While Bruce and Alfred fight the crazed sewer dweller, Gordon puts the GCPD into lockdown. Masquerading as Barbara, Cartwright tries to take the real Barbara hostage but fails, and Harvey chases after her. Nygma and Penguin are in a holding pattern after Nygma buys them some time. Eventually, they get the drop on Penn and Mr. Scarface and reaffirm their partnership, a scene I feel we’ve seen once before this season. Although it doesn’t end well for Mr. Penn, I liked the fact that one of Penguin’s henchmen stood up to him thus giving us a great performance from Robin Lord Taylor. Harvey finds Jane, who is so far gone that Harvey can’t reach her, and ends up killing her in self-defense. After Bruce absolves Alfred of his guilt surrounding the destruction of Wayne Manor, “Nothing’s Shocking” has a scene with Harvey and Gordon where the former confesses to the latter his part in the Cartwright case, with her mom having initially recanted her confession. Harvey had convinced her to make a statement against her mom, only later discovering the husband beat both mother and daughter, thus setting the latter on her path to becoming one of Strange’s guinea pigs. Gordon tells his partner he can’t give him forgiveness. With that, Harvey walks out of Gordon’s office. I like Logue’s performance in this scene because it shows how much he has grown, but unlike Bruce and Alfred, Gordon can’t be his absolution.

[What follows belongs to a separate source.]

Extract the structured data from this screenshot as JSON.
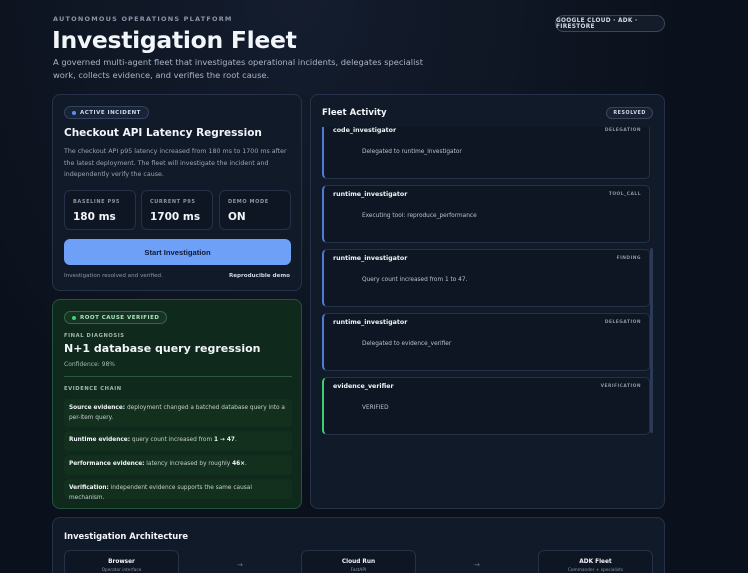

Gotham, Nothing's Shocking

Writer Seth Boston does pretty well this week. I loved that “Nothing’s Shocking” is a Harvey-centric episode with great performances from both Logue and Taylor. I just wish they’d moved the Nygma/Penguin dynamic along a bit and given Alfred’s guilt some more air time. Kenneth Fink gives us a point of view on the sewers of Gotham and the unique abilities of Cartwright. Gotham is bringing things full circle, but it’s starting to seem like they didn’t have enough for certain characters to do, particularly Nygma. Even though “Nothing’s Shocking” didn’t, well, shock me (outside of Logue and Taylor), with a trial and a time jump coming up in the next few weeks, I’m excited to see what’s still to come.

Gotham - "Nothing's Shocking"

Plot - 8
Acting - 10
Progression - 8
Production Design - 10
Mythology - 9

9

Great

"Nothing's Shocking" is a Harvey-centric episode with great performances from both Logue and Taylor. I just wish they’d moved the Nygma/Penguin dynamic along a bit and given Alfred’s guilt some more air time. Kenneth Fink gives us a point of view on the sewers of Gotham and the unique abilities of Cartwright. Gotham is bringing things full circle, but it’s starting to seem like they didn’t have enough for certain characters to do, particularly Nygma.